Preparing for COVID-esque Volatility Regime Changes
Part 34 is focused on uncovering COVID-era biases in my volatility models
This is part 34 of my series — Building & Scaling Algorithmic Trading Strategies
Or When Two AIs Agree and Both Are Wrong
I have a rule: before I deploy anything, I rebuild it from scratch. No copy-paste. No “it worked before.” Just me, the logic, and a fresh terminal.
In fact, my partner in crime Shrutisagar Chandrasekaran and I test and iterate our strategies separately for that very reason.
This week I did that with my volatility sleeve strategy. What followed was a masterclass in how two AI coding assistants can confidently agree on something completely incorrect.
The Setup
I ran parallel implementations through Claude and Codex. Both returned results. Both expressed confidence. Here’s what they told me:
“Both versions work perfectly. The Codex version is recommended for production due to better code quality, but the Claude version is perfectly valid for learning and prototyping.”

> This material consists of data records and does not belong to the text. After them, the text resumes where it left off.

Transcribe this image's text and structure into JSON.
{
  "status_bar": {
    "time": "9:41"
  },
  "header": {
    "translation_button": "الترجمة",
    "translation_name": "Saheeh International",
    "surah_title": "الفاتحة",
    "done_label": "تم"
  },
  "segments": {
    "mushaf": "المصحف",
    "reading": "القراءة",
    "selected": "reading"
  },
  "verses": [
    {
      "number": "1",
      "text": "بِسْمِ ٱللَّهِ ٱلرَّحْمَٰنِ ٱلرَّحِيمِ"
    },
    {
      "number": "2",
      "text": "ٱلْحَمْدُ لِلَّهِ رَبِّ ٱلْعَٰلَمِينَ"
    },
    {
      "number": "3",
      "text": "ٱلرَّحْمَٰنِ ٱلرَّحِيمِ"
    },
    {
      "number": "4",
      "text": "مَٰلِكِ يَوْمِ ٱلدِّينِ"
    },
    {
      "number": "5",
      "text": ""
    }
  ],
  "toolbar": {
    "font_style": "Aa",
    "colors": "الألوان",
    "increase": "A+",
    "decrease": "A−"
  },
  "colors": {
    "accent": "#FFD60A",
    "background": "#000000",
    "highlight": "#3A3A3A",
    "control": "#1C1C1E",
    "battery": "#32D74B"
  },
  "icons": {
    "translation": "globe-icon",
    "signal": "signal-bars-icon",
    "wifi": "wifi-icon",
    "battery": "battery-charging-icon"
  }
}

“Performance is identical: -34.17% total return, -4.88% CAGR, -0.172 Sharpe”
Meanwhile, Codex’s actual output:
ROI: 6,194%
CAGR: 117.68%
Sharpe: 0.76
Max Drawdown: -48.3%
So. Not identical.
Finding the First Bug
I started digging. The spread behavior was broken:
Z-score autocorrelation:
- 1-day: 0.85 🚨 (should be < 0.3 for mean reversion)
- 5-day: 0.45
- 20-day: 0.01Translation: my “mean-reverting” spread was trending. The culprit? Stock splits and reverse splits corrupting the historical data. The strategy was trading on artifacts, not signals.
Fixed that. Still couldn’t reproduce Codex’s numbers.
Finding the Second Bug
After more debugging, Claude got closer:
“Your VIX term structure sleeve strategy generates +2,150% over 10.89 years. Outperforms buy & hold by 2.4x.”
Better. Same order of magnitude. But still not matching Codex’s claimed +0.76 Sharpe.
So I did what I should have done earlier: I checked the date ranges.
The Actual Problem
Codex’s standalone version used 2020-2025 only.
My full test used 2015-2025.
Metric Post-COVID (2020-2025) Full History (2015-2025) ROI +90,523% +2,150% Sharpe +0.689 -0.615 Max DD -24.4% -301.7%
The strategy wasn’t broken. It was regime-dependent.
Post-COVID VIX term structure? Beautiful, tradeable patterns. Pre-COVID through March 2020? A portfolio incinerator.
What the Strategy Actually Does
For the record, here’s the core logic:
Signal Generation
20-day rolling mean and standard deviation
Z-score normalization
Step and sigmoid position sizing
Risk Management
t+1 execution (no lookahead bias)
Entry/exit thresholds
Position scaling
Cost Modeling
Trading costs: 0.5 bps/leg
Slippage: 1.5 bps/leg
Liquidity: 0.2 bps/leg
Optional borrow fees
None of this was wrong. The math was fine. The backtest was honest. The problem was that “honest” included March 2020.
The Decision
I now have two paths:
Path A: Optimize for the Current Regime
Use 2020-2025 data
Target: Sharpe +0.7, Max DD -30%
Accept that this breaks if VIX reverts to pre-2020 behavior
Bet that post-COVID volatility dynamics are the new normal
Path B: Build for Robustness
Use full 2015-2025 history
Target: Sharpe +0.3, Max DD -70%
Add strict drawdown controls
Accept lower returns for survivability
The good news: Codex wasn’t lying. A +0.7 Sharpe is achievable.
The bad news: it’s achievable right up until the next regime change deletes your capital.
Next Steps
I’m going Path B. The goal now is to see if I can add circuit breakers and regime detection that preserve most of the post-2020 returns while not dying in the next tail event.
Specifically:
Regime detection using VIX level and term structure slope
Dynamic position sizing that scales down in high-vol environments
Hard stops that trigger before drawdowns become unrecoverable
The target: keep 60%+ of the upside, eliminate the -300% drawdown.
But the lesson, as always: when an AI tells you the code is correct, check for yourself.
The information presented in Math & Markets is not investment or financial advice and should not be construed as such.